Love or infatuation? There is no set time, but it is folly to declare ones forever intentions so early on before knowing lthe person better. I did not say they could not be in love, rather than they both need to open eyes and take time. My other statement was just a general observation, and shows my age well, lol.and for some, it is too much. For someone trying to heal themselves, the day to day and the feeling of having to, therefore feeling pressure and commitment may be too much. It does not mean the odd line cannot be dropped to assure the other that they are alive. Just still this point in the process, it may be that you cannot expect more.

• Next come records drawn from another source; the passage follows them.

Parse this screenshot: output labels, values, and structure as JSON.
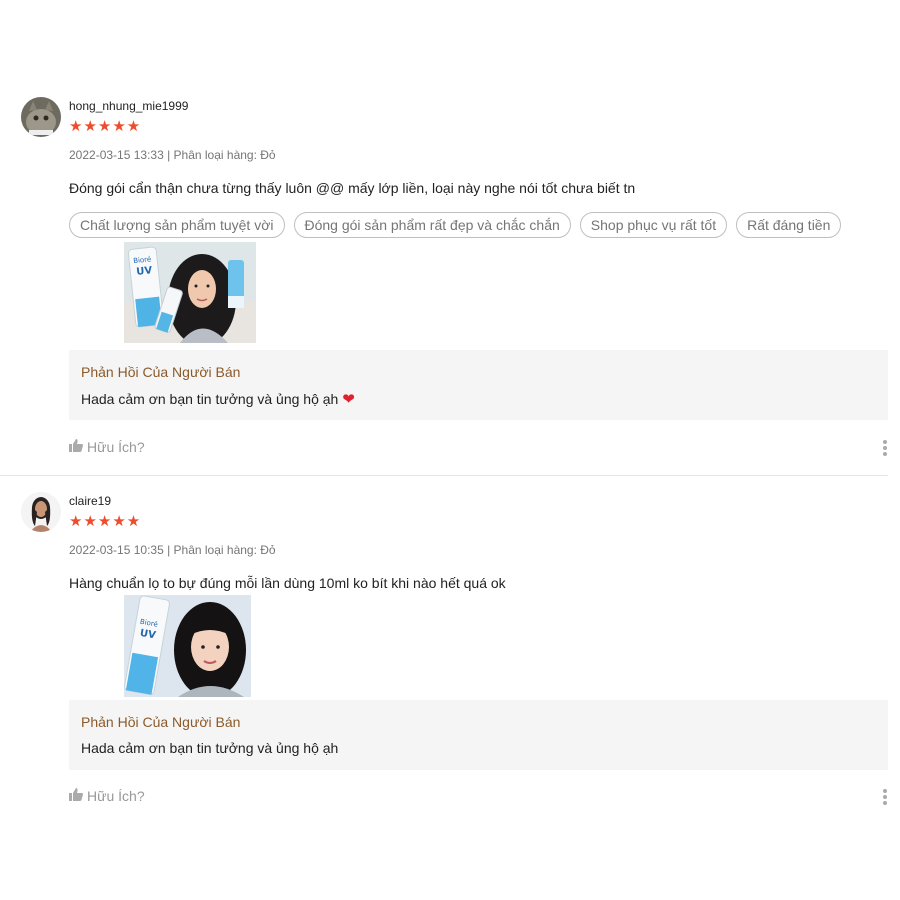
{
  "reviews": [
    {
      "username": "hong_nhung_mie1999",
      "stars": "★★★★★",
      "rating": 5,
      "meta": "2022-03-15 13:33 | Phân loại hàng: Đỏ",
      "comment": "Đóng gói cẩn thận chưa từng thấy luôn @@ mấy lớp liền, loại này nghe nói tốt chưa biết tn",
      "tags": [
        "Chất lượng sản phẩm tuyệt vời",
        "Đóng gói sản phẩm rất đẹp và chắc chắn",
        "Shop phục vụ rất tốt",
        "Rất đáng tiền"
      ],
      "product_brand": "Bioré",
      "product_line": "UV",
      "reply_title": "Phản Hồi Của Người Bán",
      "reply_text": "Hada cảm ơn bạn tin tưởng và ủng hộ ạh",
      "helpful_label": "Hữu Ích?"
    },
    {
      "username": "claire19",
      "stars": "★★★★★",
      "rating": 5,
      "meta": "2022-03-15 10:35 | Phân loại hàng: Đỏ",
      "comment": "Hàng chuẩn lọ to bự đúng mỗi lần dùng 10ml ko bít khi nào hết quá ok",
      "tags": [],
      "product_brand": "Bioré",
      "product_line": "UV",
      "reply_title": "Phản Hồi Của Người Bán",
      "reply_text": "Hada cảm ơn bạn tin tưởng và ủng hộ ạh",
      "helpful_label": "Hữu Ích?"
    }
  ],
  "colors": {
    "star": "#ee4d2d",
    "reply_title": "#8b5a2b",
    "reply_bg": "#f5f5f5",
    "heart": "#e02030"
  },
  "icons": [
    "thumbs-up-icon",
    "more-vertical-icon",
    "heart-icon",
    "star-icon"
  ]
}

And now I bow out of the conversation. Good luck to all.
 
Just wanted to say that with PTSD falling in love very quickly is common because it makes us feel like all of our symptoms are gone. The rush of something new trumps our PTSD feelings for a bit and we think that this person has healed us, when it is not a person that will heal us, it is ourselves. Therefore, a lot of times, unfortunately, what does happen is that us PTSDers (especially when not in therapy) can confuse this new happy, symptom-free us with ourselves in love. I think that's why you see this happening all over this board, we rush in to make the pain go away and when the relationship gets real (again, if we're not in therapy) we tend to bolt because too close is too much.

And that being said, not hearing from someone for 2 or 3 days is, literally, nothing, so a) be thankful it is only 2 or 3 days and b) be ready for it to get worse as you get closer.

I'm not saying this to be pessimistic, but because due to my own experience having PTSD and that of others, know the above to be a very real possibility.